Eventually, as the pressure builds up enough, air
will be released into the esophagus, and when
enough pressure builds up against the upper
esophageal sphincter (at the back of the throat),
air is released there as well.
The gas formed in our intestines which is
eventually destined to be expelled as flatulence
is a very low density mixture of various
chemical compounds, ranging from nitrogen and
carbon dioxide to various molecular compounds that
are byproducts of the bacterial fermentation that
our food and drink undergo during digestion.
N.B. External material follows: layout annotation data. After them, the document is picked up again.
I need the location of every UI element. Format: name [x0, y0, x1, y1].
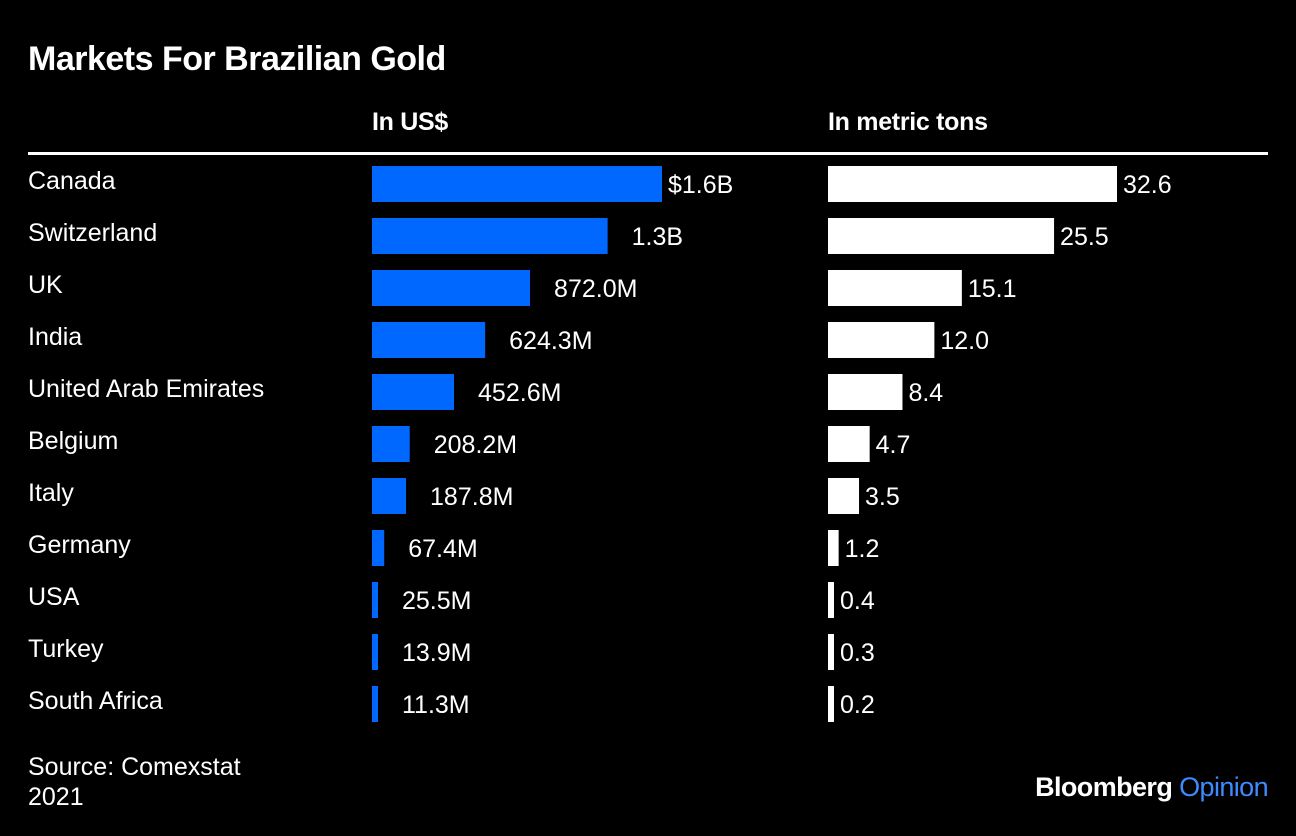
- tons-bar: [828, 218, 1055, 254]
- usd-bar: [372, 218, 608, 254]
- tons-value-label: 15.1: [968, 275, 1017, 303]
- usd-value-label: 208.2M: [434, 431, 517, 459]
- tons-column-header: In metric tons: [828, 108, 988, 136]
- tons-value-label: 12.0: [940, 327, 989, 355]
- category-label: USA: [28, 583, 80, 611]
- brand-suffix: Opinion: [1179, 772, 1268, 802]
- usd-value-label: 25.5M: [402, 587, 471, 615]
- tons-bar: [828, 322, 935, 358]
- brand-logo: Bloomberg Opinion: [1035, 772, 1268, 803]
- usd-bar: [372, 426, 410, 462]
- category-label: India: [28, 323, 82, 351]
- chart-title: Markets For Brazilian Gold: [28, 40, 446, 78]
- tons-bar: [828, 634, 834, 670]
- usd-value-label: 452.6M: [478, 379, 561, 407]
- tons-value-label: 0.4: [840, 587, 875, 615]
- tons-value-label: 3.5: [865, 483, 900, 511]
- usd-bar: [372, 530, 385, 566]
- brand-name: Bloomberg: [1035, 772, 1173, 802]
- tons-bar: [828, 686, 834, 722]
- usd-value-label: 1.3B: [632, 223, 683, 251]
- tons-value-label: 32.6: [1123, 171, 1172, 199]
- tons-value-label: 8.4: [908, 379, 943, 407]
- usd-bar: [372, 166, 662, 202]
- category-label: United Arab Emirates: [28, 375, 264, 403]
- usd-value-label: 11.3M: [402, 691, 470, 719]
- tons-value-label: 1.2: [845, 535, 880, 563]
- tons-bar: [828, 166, 1117, 202]
- usd-column-header: In US$: [372, 108, 448, 136]
- source-text: Source: Comexstat: [28, 753, 241, 781]
- category-label: UK: [28, 271, 63, 299]
- category-label: Germany: [28, 531, 131, 559]
- category-label: Canada: [28, 167, 116, 195]
- tons-value-label: 25.5: [1060, 223, 1109, 251]
- usd-bar: [372, 270, 531, 306]
- tons-bar: [828, 582, 834, 618]
- usd-value-label: $1.6B: [668, 171, 733, 199]
- usd-value-label: 67.4M: [408, 535, 477, 563]
- usd-value-label: 624.3M: [509, 327, 592, 355]
- usd-bar: [372, 374, 455, 410]
- usd-bar: [372, 634, 378, 670]
- usd-bar: [372, 582, 378, 618]
- tons-value-label: 0.2: [840, 691, 875, 719]
- usd-bar: [372, 686, 378, 722]
- usd-value-label: 13.9M: [402, 639, 471, 667]
- tons-bar: [828, 270, 962, 306]
- tons-value-label: 0.3: [840, 639, 875, 667]
- category-label: Italy: [28, 479, 74, 507]
- source-year: 2021: [28, 783, 84, 811]
- usd-value-label: 187.8M: [430, 483, 513, 511]
- tons-bar: [828, 530, 839, 566]
- category-label: South Africa: [28, 687, 163, 715]
- usd-value-label: 872.0M: [554, 275, 637, 303]
- header-divider: [28, 152, 1268, 155]
- usd-bar: [372, 322, 486, 358]
- usd-bar: [372, 478, 407, 514]
- category-label: Switzerland: [28, 219, 157, 247]
- category-label: Turkey: [28, 635, 104, 663]
- tons-bar: [828, 478, 860, 514]
- source-note: Source: Comexstat 2021: [28, 752, 241, 812]
- category-label: Belgium: [28, 427, 118, 455]
- tons-bar: [828, 374, 903, 410]
- tons-value-label: 4.7: [876, 431, 911, 459]
- tons-bar: [828, 426, 870, 462]
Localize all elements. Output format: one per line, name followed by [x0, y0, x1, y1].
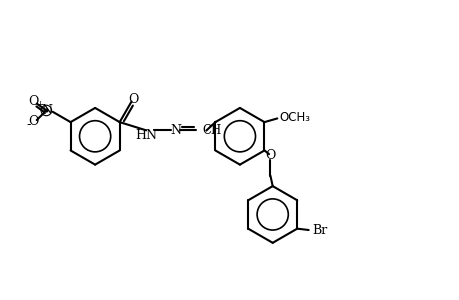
Text: O: O — [28, 116, 39, 128]
Text: Br: Br — [311, 224, 326, 237]
Text: OCH₃: OCH₃ — [279, 111, 309, 124]
Text: O: O — [265, 149, 275, 162]
Text: -: - — [27, 118, 31, 131]
Text: O: O — [128, 93, 138, 106]
Text: N: N — [169, 124, 180, 137]
Text: O: O — [28, 95, 39, 108]
Text: CH: CH — [202, 124, 221, 137]
Text: +: + — [36, 100, 43, 109]
Text: N: N — [41, 104, 52, 117]
Text: HN: HN — [135, 129, 157, 142]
There are a couple of things we need to think
about when trying to determine if this gas can be
absorbed by the body. The first surrounds
molecular considerations: how soluble a certain
gaseous compound is in solution. When we talk
about solubility, we talk about the ability
of a solute to dissolve in a solvent (solute +
solvent = solution).
Various factors affect solubility, such
as temperature, how similar the polarities of
solvent and solute molecules are, pH, pressure,
and molecular size. How much solute actually
exists in a solution can also be affected by
equilibrium balances and extent of reaction (you
can read more about this by looking up Le
Chatlier's principle ). And even then,
sometimes, especially in living organisms,
chemicals can move up their concentration gradient
with the help of enzymes or other auxiliary
While the compounds comprising intestinal gas
could theoretically be absorbed into the body to
some extent (they might be somewhat soluble in our
bodily fluids), they do end up being expelled. To
a large extent, this is driven by the fact that
these byproducts are considered waste and not
really usable by the body.
However, that is not to say that there is not
a large amount of gas that is actually held by the
body. For instance, carbon dioxide we breathe in
(air we breathe has a mixture of gases!) forms
bicarbonate in the body and also can combine with
hemoglobin. These processes contribute to the
solubilization of carbon dioxide relative to how
much could normally be held in a simple solution.